Talent Education refers to the development of skill, knowledge and character. The word ‘saino’ (talent) in the Japanese language means both ability and talent. There is no distinction between the two meanings as there can be in English. ‘Saino’ can also be used to mean the development of ability and talent in a skills area such as music and in a personal development area such as one’s character.

Suzuki took a great deal of time and care developing the repertoire, which presents technical and musical concepts in a logical sequence. Eventually other teachers heard of his work and came to Matsumoto to study. Teaching of the method then started to spread around Japan and materials were developed for cello, flute and piano.

In 1958, a film of young Suzuki children performing was shown to a group of string teachers in Ohio. The film provoked a great deal of excitement amongst the musical establishment and prompted many American teachers to learn about the method. Suzuki took a group of Japanese students to the USA to perform at a music educators conference in 1964 which continued to fuel the desire for knowledge about this amazing man and his work. Since that time, the ideas of Talent Education have spread throughout the world and have been applied to a growing range of instruments.

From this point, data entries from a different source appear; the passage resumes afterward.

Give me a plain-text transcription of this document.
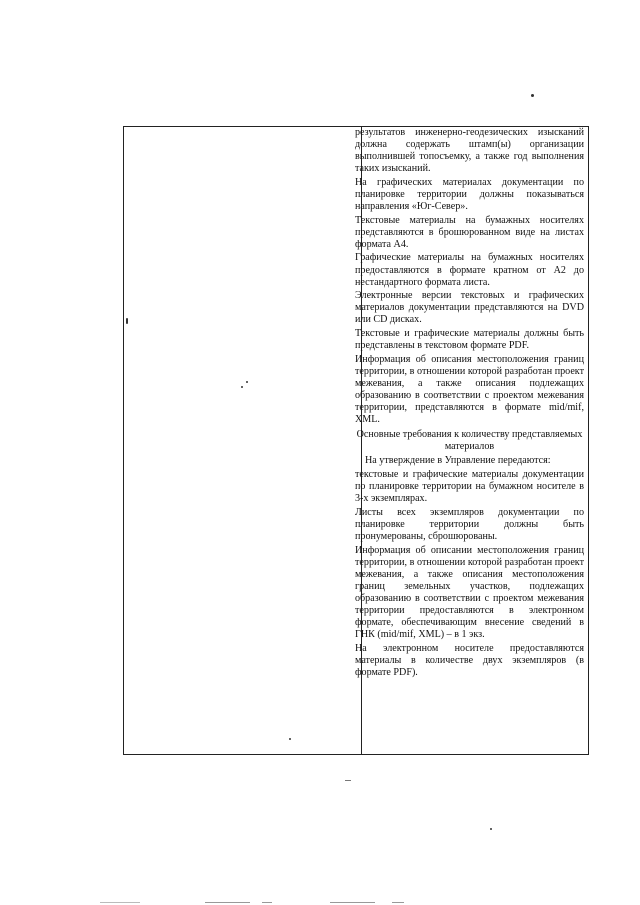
результатов инженерно-геодезических изысканий должна содержать штамп(ы) организации выполнившей топосъемку, а также год выполнения таких изысканий.

На графических материалах документации по планировке территории должны показываться направления «Юг-Север».

Текстовые материалы на бумажных носителях представляются в брошюрованном виде на листах формата А4.

Графические материалы на бумажных носителях предоставляются в формате кратном от А2 до нестандартного формата листа.

Электронные версии текстовых и графических материалов документации представляются на DVD или CD дисках.

Текстовые и графические материалы должны быть представлены в текстовом формате PDF.

Информация об описания местоположения границ территории, в отношении которой разработан проект межевания, а также описания подлежащих образованию в соответствии с проектом межевания территории, представляются в формате mid/mif, XML.

Основные требования к количеству представляемых материалов

На утверждение в Управление передаются:

текстовые и графические материалы документации по планировке территории на бумажном носителе в 3-х экземплярах.

Листы всех экземпляров документации по планировке территории должны быть пронумерованы, сброшюрованы.

Информация об описании местоположения границ территории, в отношении которой разработан проект межевания, а также описания местоположения границ земельных участков, подлежащих образованию в соответствии с проектом межевания территории предоставляются в электронном формате, обеспечивающим внесение сведений в ГНК (mid/mif, XML) – в 1 экз.

На электронном носителе предоставляются материалы в количестве двух экземпляров (в формате PDF).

The Suzuki Method was introduced to Australia in the early 1970’s. Since then it has grown to encompass thousands of committed Suzuki families and teachers across all states and territories.

Dr Suzuki visited Australia five times to attend conferences. His presence always elicited much admiration and enthusiasm from those who came into contact with him, not least of all the youngest children who will remember him for the treats he kept in his pockets!

Today there are over 10,000 Suzuki teachers worldwide and hundreds of thousands of children learning by the Suzuki Method.

Dr Suzuki died aged 99 in January 1998, in Matsumoto, Japan. His profound legacy continues to influence the lives of children and their families.